With hundreds of thousands of Rohingyas, mostly Muslims, being forced to flee from Rakhine this month and take refuge in Bangladesh, their plight has hit global headlines. UN secretary general Antonio Guterres has said the Rohingya Muslims are facing a catastrophic humanitarian situation.

But those in India face their own share of anxieties with the government threatening to deport them.

All of 12, Noorul talks with the wisdom of someone much older when he says he would never want to go back to his homeland.

For him, home is a small makeshift tent next to huge piles of garbage and school is the nearby government one in Jasola.

"I am happy here and I love going to school. I would never like to go back to my homeland because the military kills children there. I want to request the government not to send us back to Myanmar," he said.

The others in the camp are equally fearful at the thought of returning to the country that was once their home.

"I don't want to live as a refugee my whole life. But even if I think of going back to my village in Myanmar, those nightmarish memories of military attacks haunt me,” said Sabikun Nahar.

"They burnt our house and forced us to follow Buddhism. We were even banned from going to the local mosque and we were so scared that we wouldn’t sleep at night,” she said.

The 21-year-old had left her village in 2012 and moved to Bangladesh with her relatives. She lived with her parents in the camp for a year but extreme poverty and no employment avenues drove her to India.

In 2013, Nahar found herself in the Shaheen Bagh camp. She is now married to Mohammed Zubair, 30, a fellow refugee in the camp who works with an NGO in the city.

He earns about Rs 12,000 every month and the couple finds it difficult to make ends meet. But Nahar shudders at the thought of being sent back.

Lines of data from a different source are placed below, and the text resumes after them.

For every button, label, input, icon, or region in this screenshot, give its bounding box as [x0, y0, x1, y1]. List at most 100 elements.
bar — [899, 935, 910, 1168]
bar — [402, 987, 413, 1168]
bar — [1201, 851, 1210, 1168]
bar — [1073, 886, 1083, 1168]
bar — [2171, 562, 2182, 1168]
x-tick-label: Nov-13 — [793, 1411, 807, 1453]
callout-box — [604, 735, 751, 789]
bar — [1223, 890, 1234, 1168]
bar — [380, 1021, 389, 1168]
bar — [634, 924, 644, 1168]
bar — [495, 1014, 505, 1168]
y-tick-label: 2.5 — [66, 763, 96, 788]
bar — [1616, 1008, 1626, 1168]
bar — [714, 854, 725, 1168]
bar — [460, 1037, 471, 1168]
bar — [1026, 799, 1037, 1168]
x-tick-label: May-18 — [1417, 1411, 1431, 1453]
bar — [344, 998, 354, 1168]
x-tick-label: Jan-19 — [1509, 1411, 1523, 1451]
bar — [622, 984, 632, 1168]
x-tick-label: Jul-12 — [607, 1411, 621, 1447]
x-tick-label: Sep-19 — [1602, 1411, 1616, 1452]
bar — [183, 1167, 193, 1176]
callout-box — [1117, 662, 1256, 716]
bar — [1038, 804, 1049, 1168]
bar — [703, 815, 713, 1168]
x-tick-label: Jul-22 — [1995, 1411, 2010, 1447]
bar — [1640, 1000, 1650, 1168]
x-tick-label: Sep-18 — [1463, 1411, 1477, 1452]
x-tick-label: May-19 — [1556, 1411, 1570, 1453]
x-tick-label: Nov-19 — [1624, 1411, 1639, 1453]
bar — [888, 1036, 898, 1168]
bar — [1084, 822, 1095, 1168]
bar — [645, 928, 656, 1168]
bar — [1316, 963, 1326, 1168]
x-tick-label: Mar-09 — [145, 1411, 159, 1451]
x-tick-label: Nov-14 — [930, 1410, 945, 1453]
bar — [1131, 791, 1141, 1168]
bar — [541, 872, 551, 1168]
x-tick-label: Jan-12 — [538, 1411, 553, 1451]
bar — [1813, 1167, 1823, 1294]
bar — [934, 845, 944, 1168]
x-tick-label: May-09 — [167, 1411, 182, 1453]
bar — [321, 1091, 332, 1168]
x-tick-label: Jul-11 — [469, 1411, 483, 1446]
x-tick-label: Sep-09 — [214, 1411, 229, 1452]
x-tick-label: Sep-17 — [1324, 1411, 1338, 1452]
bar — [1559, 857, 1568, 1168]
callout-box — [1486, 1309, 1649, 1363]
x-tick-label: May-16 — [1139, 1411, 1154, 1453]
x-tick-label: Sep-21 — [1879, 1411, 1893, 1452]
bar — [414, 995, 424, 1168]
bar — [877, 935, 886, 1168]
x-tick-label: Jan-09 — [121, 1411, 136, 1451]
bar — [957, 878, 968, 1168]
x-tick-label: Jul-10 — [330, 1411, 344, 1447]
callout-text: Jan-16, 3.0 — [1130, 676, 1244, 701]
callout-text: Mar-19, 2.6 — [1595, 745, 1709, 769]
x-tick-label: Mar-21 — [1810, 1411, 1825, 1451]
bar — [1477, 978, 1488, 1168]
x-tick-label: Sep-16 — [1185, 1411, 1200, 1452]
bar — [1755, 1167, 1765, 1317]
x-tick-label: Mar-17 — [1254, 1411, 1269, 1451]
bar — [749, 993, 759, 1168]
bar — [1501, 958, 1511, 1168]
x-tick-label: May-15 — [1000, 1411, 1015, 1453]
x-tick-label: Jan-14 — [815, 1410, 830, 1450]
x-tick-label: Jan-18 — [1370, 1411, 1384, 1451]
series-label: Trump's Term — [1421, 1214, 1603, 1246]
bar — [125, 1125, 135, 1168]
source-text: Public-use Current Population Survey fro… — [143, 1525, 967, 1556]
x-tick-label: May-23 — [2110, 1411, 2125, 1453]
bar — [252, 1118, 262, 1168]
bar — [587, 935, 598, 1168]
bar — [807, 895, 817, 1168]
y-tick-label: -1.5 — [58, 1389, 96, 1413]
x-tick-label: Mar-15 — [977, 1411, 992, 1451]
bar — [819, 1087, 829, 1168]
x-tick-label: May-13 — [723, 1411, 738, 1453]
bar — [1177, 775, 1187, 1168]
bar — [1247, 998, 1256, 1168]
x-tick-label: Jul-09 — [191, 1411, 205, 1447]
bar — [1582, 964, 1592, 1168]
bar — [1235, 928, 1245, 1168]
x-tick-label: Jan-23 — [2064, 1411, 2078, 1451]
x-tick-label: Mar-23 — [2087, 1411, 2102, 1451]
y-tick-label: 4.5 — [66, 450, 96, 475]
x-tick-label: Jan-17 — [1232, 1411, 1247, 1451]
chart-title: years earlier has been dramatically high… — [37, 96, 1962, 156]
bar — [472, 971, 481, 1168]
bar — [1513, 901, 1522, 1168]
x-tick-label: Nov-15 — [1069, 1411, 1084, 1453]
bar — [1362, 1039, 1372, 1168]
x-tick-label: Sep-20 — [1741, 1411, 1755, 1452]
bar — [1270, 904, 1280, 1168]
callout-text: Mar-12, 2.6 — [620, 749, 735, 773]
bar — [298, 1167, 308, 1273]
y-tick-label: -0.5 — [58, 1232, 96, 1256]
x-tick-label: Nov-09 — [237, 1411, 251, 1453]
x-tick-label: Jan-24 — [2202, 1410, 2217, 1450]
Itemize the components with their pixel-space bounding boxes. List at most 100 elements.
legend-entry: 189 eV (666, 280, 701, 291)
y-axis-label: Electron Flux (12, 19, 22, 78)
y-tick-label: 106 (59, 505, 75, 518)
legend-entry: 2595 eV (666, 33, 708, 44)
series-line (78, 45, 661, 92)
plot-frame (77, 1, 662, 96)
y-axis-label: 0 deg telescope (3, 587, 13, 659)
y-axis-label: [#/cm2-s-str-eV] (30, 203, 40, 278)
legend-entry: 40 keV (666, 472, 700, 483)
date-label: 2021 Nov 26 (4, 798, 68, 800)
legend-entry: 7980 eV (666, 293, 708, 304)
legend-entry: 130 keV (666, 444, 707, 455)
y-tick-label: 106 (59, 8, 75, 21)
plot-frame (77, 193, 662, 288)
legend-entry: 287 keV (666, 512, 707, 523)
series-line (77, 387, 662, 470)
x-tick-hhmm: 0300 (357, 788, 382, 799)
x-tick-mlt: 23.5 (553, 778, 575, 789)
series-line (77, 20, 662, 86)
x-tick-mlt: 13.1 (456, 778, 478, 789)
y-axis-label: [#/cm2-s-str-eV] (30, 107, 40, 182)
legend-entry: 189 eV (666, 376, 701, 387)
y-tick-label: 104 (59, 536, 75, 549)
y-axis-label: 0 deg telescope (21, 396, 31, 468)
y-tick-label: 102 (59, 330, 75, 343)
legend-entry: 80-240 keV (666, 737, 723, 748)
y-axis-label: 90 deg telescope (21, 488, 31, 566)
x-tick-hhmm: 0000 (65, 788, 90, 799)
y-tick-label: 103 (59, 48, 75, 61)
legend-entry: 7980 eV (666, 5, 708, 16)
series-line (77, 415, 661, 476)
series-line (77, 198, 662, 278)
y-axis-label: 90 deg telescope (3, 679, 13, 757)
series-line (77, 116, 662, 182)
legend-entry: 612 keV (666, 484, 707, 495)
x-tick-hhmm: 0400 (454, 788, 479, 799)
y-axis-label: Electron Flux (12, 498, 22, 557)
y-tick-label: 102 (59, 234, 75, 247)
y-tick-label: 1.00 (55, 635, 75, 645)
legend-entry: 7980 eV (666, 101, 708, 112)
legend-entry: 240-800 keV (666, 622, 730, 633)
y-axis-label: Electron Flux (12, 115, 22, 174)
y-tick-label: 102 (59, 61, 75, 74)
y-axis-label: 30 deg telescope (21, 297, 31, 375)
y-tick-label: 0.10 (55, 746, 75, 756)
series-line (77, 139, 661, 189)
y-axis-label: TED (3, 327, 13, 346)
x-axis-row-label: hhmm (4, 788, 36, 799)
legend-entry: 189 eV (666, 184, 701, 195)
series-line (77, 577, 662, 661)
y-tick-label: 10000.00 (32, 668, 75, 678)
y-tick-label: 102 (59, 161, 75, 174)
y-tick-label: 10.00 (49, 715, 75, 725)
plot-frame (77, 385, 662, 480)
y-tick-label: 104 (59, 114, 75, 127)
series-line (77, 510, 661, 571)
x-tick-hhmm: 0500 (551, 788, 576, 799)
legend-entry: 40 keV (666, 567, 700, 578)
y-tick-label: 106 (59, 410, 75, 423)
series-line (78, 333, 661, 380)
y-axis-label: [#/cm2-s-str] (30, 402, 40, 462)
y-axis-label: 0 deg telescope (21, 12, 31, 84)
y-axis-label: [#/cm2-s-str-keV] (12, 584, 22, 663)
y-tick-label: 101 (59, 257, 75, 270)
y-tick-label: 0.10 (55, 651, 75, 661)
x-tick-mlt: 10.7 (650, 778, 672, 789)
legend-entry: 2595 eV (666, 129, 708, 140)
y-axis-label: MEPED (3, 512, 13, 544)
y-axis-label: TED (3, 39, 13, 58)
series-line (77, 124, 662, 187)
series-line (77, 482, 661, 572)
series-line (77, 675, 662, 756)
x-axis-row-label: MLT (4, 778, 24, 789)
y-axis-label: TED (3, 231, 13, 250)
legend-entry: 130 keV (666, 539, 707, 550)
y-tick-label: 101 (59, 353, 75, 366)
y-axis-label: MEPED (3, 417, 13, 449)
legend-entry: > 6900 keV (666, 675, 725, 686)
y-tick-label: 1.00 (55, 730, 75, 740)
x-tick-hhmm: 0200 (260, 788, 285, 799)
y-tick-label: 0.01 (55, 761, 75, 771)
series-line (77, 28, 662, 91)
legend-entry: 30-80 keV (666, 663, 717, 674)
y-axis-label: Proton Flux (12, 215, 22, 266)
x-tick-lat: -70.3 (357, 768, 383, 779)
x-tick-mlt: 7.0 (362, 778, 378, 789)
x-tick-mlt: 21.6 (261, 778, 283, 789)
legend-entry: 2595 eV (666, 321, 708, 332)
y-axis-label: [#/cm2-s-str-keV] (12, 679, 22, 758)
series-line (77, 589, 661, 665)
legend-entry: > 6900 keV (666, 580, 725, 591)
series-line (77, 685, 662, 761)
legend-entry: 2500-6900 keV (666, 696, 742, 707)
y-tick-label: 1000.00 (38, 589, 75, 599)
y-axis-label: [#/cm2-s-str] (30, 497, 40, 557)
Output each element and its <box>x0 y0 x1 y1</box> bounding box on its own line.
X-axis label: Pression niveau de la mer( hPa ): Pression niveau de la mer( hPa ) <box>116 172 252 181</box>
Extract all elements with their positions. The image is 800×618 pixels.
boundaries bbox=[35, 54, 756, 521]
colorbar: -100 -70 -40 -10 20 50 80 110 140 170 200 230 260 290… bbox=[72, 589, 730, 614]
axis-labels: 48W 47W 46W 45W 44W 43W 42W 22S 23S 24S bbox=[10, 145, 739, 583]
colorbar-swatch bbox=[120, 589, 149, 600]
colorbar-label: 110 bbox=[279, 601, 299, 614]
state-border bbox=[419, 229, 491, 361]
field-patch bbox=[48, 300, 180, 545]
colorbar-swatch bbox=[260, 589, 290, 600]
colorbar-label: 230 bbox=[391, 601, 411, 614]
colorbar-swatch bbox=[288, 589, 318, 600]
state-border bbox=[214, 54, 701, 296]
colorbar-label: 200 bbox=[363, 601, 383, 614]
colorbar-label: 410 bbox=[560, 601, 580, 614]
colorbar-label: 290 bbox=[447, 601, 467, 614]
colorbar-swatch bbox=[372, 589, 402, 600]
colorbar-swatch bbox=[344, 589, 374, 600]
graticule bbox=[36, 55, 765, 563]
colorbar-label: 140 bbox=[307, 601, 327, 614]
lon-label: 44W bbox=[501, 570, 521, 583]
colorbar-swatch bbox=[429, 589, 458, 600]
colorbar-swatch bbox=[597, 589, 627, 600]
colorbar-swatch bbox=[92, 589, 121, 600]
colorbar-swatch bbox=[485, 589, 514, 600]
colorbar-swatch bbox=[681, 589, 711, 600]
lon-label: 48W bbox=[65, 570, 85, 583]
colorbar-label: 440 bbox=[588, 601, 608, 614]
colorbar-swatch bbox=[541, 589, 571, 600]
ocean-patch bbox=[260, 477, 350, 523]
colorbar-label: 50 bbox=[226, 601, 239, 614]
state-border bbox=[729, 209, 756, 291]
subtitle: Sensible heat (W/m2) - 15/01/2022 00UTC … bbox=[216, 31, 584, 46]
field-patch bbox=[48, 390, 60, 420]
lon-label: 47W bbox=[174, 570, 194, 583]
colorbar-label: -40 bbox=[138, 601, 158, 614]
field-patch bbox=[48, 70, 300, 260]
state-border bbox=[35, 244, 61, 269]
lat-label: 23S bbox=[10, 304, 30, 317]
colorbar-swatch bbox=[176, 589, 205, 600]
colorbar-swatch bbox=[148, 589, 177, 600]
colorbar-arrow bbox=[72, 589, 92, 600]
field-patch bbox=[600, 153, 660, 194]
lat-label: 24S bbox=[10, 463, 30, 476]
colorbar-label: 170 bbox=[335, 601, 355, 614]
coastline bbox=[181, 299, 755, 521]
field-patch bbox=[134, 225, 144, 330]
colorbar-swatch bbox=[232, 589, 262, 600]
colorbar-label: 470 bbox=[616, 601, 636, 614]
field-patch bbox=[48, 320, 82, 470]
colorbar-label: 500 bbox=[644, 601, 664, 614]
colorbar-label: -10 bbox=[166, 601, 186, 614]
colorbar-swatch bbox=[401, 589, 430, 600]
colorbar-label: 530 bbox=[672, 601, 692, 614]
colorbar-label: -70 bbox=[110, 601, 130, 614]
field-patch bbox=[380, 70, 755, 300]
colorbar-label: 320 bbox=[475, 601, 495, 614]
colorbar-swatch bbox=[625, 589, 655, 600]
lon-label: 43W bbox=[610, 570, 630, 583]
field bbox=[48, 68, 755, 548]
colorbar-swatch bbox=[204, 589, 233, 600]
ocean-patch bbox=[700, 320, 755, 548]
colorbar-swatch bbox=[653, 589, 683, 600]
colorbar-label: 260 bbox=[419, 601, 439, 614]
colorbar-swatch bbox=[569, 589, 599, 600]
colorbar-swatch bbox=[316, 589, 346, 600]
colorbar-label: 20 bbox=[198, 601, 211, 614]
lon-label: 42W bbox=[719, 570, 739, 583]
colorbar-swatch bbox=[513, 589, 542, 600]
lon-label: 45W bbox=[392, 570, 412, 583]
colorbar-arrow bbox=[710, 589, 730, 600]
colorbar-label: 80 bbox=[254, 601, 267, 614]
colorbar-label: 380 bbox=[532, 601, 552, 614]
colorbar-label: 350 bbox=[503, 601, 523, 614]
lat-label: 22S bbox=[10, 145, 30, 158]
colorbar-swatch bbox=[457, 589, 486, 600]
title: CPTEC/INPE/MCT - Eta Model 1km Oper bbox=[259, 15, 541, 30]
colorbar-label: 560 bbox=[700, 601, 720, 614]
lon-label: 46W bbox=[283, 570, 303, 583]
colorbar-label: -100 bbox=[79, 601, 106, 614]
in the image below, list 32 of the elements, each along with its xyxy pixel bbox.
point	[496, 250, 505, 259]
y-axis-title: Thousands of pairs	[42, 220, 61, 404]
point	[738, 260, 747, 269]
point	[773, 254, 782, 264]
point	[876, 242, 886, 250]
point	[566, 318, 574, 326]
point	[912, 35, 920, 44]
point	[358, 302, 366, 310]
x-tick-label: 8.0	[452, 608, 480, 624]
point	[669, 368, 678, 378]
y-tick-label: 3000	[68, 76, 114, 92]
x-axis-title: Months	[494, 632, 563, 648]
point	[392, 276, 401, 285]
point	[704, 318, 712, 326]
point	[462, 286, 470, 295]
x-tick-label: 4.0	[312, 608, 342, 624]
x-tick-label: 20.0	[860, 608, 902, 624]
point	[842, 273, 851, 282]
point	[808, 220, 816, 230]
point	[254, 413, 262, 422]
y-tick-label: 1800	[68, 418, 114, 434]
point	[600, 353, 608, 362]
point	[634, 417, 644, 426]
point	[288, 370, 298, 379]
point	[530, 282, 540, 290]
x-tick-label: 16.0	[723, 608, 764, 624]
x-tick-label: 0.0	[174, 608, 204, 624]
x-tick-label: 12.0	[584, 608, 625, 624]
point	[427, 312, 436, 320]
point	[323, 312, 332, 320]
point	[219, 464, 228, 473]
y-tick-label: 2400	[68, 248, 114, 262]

"The situation has worsened since 2012. I want the whole world to support us. I wanted to call my parents who are now in Bangladesh to Delhi but with the government here thinking of deporting us how will I call them," she asked.

Constant worry -- about their present, their future and the well-being of their families in Myanmar or in Bangladesh -- is the subtext of all their lives.

Abdul Rahim, 35, who runs a small grocery shop in the camp and earns about Rs 300 a day, has been desperately trying to get in touch with his brother back home.

"There are many relatives who are still stuck in the country. I am worried about my brother and his family because they haven't reached Bangladesh yet," said Abdul, who fled from Myanmar nine years ago.

He said he is shocked by the government’s plan to deport them. "I would rather die here than go back to my country where people are facing atrocities and violence."

Hoping for some intervention, Shabeer, who works with the Rohingyas Human Rights Initiative (ROHRIngya), has written a letter to External Affairs Minister Sushma Swaraj. 

"We wrote a letter to the foreign minister on August 23 and are waiting for a reply. I want to ask the government here why they want to deport us,” he said.

He speaks for thousands of other Rohingyas who dread the prospect of being sent back from India.

The government told Parliament on August 9 that more than 14,000 Rohingyas, registered with the UNHCR, are at present staying in India.

However, activists estimate that around 40,000 Rohingyas are living in India illegally, mostly in Delhi-NCR, Jammu and Hyderabad and parts of Haryana, Uttar Pradesh and Rajasthan.

Union minister of state for home Kiren Rijiju had earlier said the Rohingyas were illegal immigrants and stand to be deported.

On Monday, the Supreme Court will hear a plea challenging the government's decision to deport illegal Rohingya Muslim immigrants back to Myanmar.

Their future might well take another decisive turn.